Die Polizistin Betty Sh. war wenige Tage nach dem tödlichen Schuss auf Crutcher im September wegen Totschlags angeklagt worden. Im Falle einer Verurteilung hätte sich das Strafmaß auf mindestens vier Jahre Haft belaufen. Das US-Justizministerium hatte zudem eigenständige Ermittlungen wegen einer möglichen Verletzung von Bürgerrechten eingeleitet.

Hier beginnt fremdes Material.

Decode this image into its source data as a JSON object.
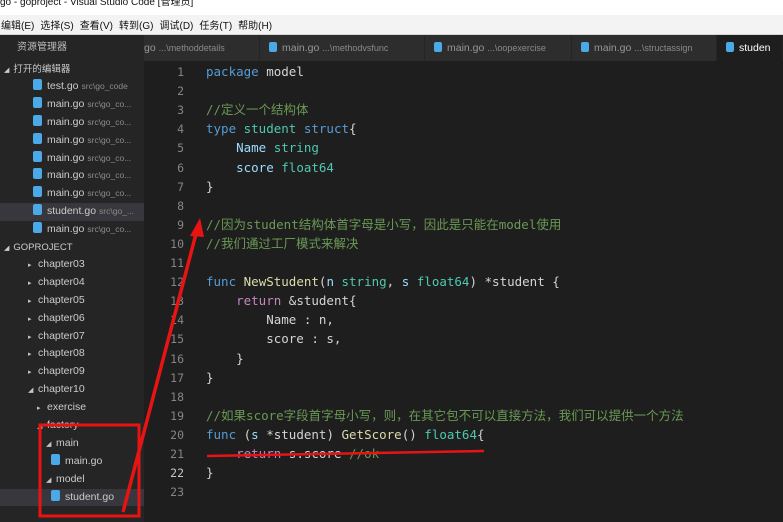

Der Fall hatte in den USA großes Aufsehen erregt, weil viele in ihm einen Beleg für staatliche Willkür und Polizeigewalt gegen Afroamerikaner sehen. Der Vorfall bei einer Kontrolle am 16. September ist auf zwei von der Polizei veröffentlichten Videos dokumentiert: In den Szenen ist zu sehen, wie der 40-jährige Crutcher mit erhobenen Händen langsam auf ein stehendes Auto zugeht. Von hinten nähern sich ihm vier Polizisten mit gezogenen Waffen. Dann fällt Crutcher blutüberströmt zu Boden.
Daraufhin zogen sich die Polizisten zurück. Crutcher blieb etwa zwei Minuten allein auf dem Boden liegen, bevor einer der Beamten sich Handschuhe überzog und ihn versorgte. Laut dem Polizeichef von Tulsa, Chuck Jordan, waren die Polizisten wegen Crutchers mitten auf der Straße abgestellten Wagens herbeigerufen worden.
Die Polizistin hatte angegeben, der Verdächtige habe nicht kooperiert. Ihr Anwalt sagte, Sh. habe den Schuss abgegeben, als Crutcher sich zum Fenster seines Wagens gebeugt habe. Weder bei dem Toten noch in seinem Auto war laut Polizei eine Waffe gefunden worden.